I have been consulting different sources of analysis notes. My confusion comes from these two definitions

\begin{defn} Let S be a non-empty subset of $\mathbb{R}$.
\begin{enumerate}
\item $S$ is Bounded above $\Longleftrightarrow\exists\,M > 0$ s.t. $\forall\, x\in S$, $x\leq M$.
\item $S$ is Bounded above $\Longleftrightarrow\exists\,M\in\mathbb{R}$ s.t. $\forall\, x\in S$, $x\leq M$.
\end{enumerate}
\end{defn}

My question: Why in the first definition does M have to be strictly greater than 0?

e.g.If we consider the set S :={-3,-2,-1}

Then is S bounded above by -1?. I know that S is bounded above by all positive integers. Though, M = -1 appears to be a suitable choice of M in the second definition, to satisfy S being bounded above, but not the first.
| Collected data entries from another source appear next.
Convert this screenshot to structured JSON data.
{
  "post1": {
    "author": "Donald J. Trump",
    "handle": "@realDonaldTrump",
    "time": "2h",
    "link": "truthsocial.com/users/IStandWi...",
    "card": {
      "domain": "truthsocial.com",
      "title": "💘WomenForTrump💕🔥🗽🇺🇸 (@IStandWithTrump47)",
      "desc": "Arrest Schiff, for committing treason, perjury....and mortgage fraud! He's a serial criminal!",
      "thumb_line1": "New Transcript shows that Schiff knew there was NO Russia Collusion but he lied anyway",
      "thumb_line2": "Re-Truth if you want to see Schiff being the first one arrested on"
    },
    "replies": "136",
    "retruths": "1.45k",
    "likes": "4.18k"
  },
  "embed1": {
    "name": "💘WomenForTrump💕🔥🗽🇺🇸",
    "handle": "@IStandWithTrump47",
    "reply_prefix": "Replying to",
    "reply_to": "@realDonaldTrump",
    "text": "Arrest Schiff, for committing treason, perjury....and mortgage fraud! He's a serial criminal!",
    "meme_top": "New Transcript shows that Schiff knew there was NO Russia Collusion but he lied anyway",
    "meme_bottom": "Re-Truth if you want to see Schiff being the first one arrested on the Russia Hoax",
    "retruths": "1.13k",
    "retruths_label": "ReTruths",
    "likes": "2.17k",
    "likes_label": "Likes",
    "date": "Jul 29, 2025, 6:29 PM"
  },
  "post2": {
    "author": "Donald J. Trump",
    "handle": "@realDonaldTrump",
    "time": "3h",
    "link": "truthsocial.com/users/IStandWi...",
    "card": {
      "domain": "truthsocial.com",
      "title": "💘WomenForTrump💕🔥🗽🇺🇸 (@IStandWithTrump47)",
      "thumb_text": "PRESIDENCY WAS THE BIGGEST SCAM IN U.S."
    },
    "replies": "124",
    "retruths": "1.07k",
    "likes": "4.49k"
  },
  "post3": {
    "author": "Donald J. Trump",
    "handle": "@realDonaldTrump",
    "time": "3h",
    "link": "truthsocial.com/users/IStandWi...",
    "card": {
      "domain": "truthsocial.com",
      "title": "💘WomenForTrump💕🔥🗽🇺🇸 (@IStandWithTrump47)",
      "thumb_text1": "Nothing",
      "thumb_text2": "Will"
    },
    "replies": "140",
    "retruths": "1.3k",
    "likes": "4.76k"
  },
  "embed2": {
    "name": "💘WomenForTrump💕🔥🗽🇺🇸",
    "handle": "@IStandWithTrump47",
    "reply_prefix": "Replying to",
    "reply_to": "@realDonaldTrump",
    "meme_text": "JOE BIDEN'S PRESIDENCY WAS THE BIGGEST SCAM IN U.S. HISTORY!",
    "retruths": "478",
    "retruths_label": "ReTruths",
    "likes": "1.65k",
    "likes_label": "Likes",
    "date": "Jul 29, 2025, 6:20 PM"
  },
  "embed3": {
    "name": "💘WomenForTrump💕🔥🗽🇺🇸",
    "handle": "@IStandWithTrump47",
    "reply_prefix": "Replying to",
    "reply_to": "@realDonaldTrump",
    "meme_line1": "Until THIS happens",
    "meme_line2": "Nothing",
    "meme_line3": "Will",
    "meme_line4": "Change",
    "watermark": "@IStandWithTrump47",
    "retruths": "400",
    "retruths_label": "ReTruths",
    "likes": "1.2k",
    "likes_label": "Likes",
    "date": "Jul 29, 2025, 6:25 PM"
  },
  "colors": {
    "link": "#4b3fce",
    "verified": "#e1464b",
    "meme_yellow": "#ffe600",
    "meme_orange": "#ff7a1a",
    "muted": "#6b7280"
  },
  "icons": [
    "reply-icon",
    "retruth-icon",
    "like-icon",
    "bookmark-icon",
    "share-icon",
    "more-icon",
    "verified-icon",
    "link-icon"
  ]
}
I have thoroughly confused myself over this matter and would be grateful for any insight into the matter. Thanks in advance.

2. Aug 23, 2011

### mathman

The first definition says an M > 0 exists. It doesn't preclude an M < 0 being a bound.

3. Aug 23, 2011

### jacksonjs20

Thank you for your prompt reply. That is exactly the response i was looking for. Just to clarify
The existence of an m > 0 is a necessary condition for a set to be bounded above. Though, provided it exists, an m < 0 which is an upper bound is sufficient to justify that a set is bounded above.

Is this correct?

4. Aug 24, 2011

### mathman

No: existence of any m is necessary and sufficient - in fact, it is definition of bounded. The sign is irrelevant.